The performance gains of the proposed modifications are first tested
individually and then in combination. The sum of individual gains is bigger
than the observed improvement when all modifications are introduced, but the
"deficit" is small suggesting independence of their benefits. We show that the
use of 128x128 pixel images is sufficient to make qualitative conclusions about
optimal network structure that hold for the full size Caffe and VGG nets. The
results are obtained an order of magnitude faster than with the standard 224
pixel images.
Authors test different variant of CNN architectures, non-linearities, poolings, etc. on ImageNet.
Summary:
- use ELU non-linearity without batchnorm or ReLU with it.
- apply a learned colorspace transformation of RGB (2 layers of 1x1 convolution ).
- use the linear learning rate decay policy.
- use a sum of the average and max pooling layers.
- use mini-batch size around 128 or 256. If this is too big for your GPU,
decrease the learning rate proportionally to the batch size.
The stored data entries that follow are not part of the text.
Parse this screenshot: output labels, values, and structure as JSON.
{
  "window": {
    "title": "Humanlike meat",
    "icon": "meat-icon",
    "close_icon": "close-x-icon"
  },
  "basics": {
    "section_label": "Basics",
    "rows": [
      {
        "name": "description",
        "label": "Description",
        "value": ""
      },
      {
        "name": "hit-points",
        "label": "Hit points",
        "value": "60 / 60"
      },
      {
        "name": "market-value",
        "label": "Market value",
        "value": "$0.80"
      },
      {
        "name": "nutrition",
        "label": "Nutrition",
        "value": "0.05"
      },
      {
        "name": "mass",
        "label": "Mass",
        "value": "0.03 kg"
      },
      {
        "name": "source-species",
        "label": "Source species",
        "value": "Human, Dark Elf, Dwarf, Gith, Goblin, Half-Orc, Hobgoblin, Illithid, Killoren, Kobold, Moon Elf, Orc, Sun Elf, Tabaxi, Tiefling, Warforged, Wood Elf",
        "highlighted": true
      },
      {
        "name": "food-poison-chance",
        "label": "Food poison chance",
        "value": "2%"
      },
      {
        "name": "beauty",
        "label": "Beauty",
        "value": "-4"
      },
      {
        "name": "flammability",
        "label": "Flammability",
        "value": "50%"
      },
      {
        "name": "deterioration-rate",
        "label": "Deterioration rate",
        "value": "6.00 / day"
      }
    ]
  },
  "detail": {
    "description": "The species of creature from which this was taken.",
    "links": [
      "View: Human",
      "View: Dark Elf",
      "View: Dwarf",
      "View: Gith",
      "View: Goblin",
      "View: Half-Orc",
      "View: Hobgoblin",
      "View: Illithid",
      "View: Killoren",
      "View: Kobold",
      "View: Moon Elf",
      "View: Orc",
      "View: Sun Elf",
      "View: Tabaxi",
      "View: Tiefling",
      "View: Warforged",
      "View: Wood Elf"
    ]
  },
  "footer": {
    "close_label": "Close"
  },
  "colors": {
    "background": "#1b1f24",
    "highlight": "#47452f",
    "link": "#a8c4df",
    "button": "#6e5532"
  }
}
- use fully-connected layers as convolutional and average the predictions for
the final decision.
- when investing in increasing training set size, check if a plateau has not
been reach.
- cleanliness of the data is more important then the size.
- if you cannot increase the input image size, reduce the stride in the consequent
layers, it has roughly the same effect.
- if your network has a complex and highly optimized architecture, like e.g.
GoogLeNet, be careful with modifications.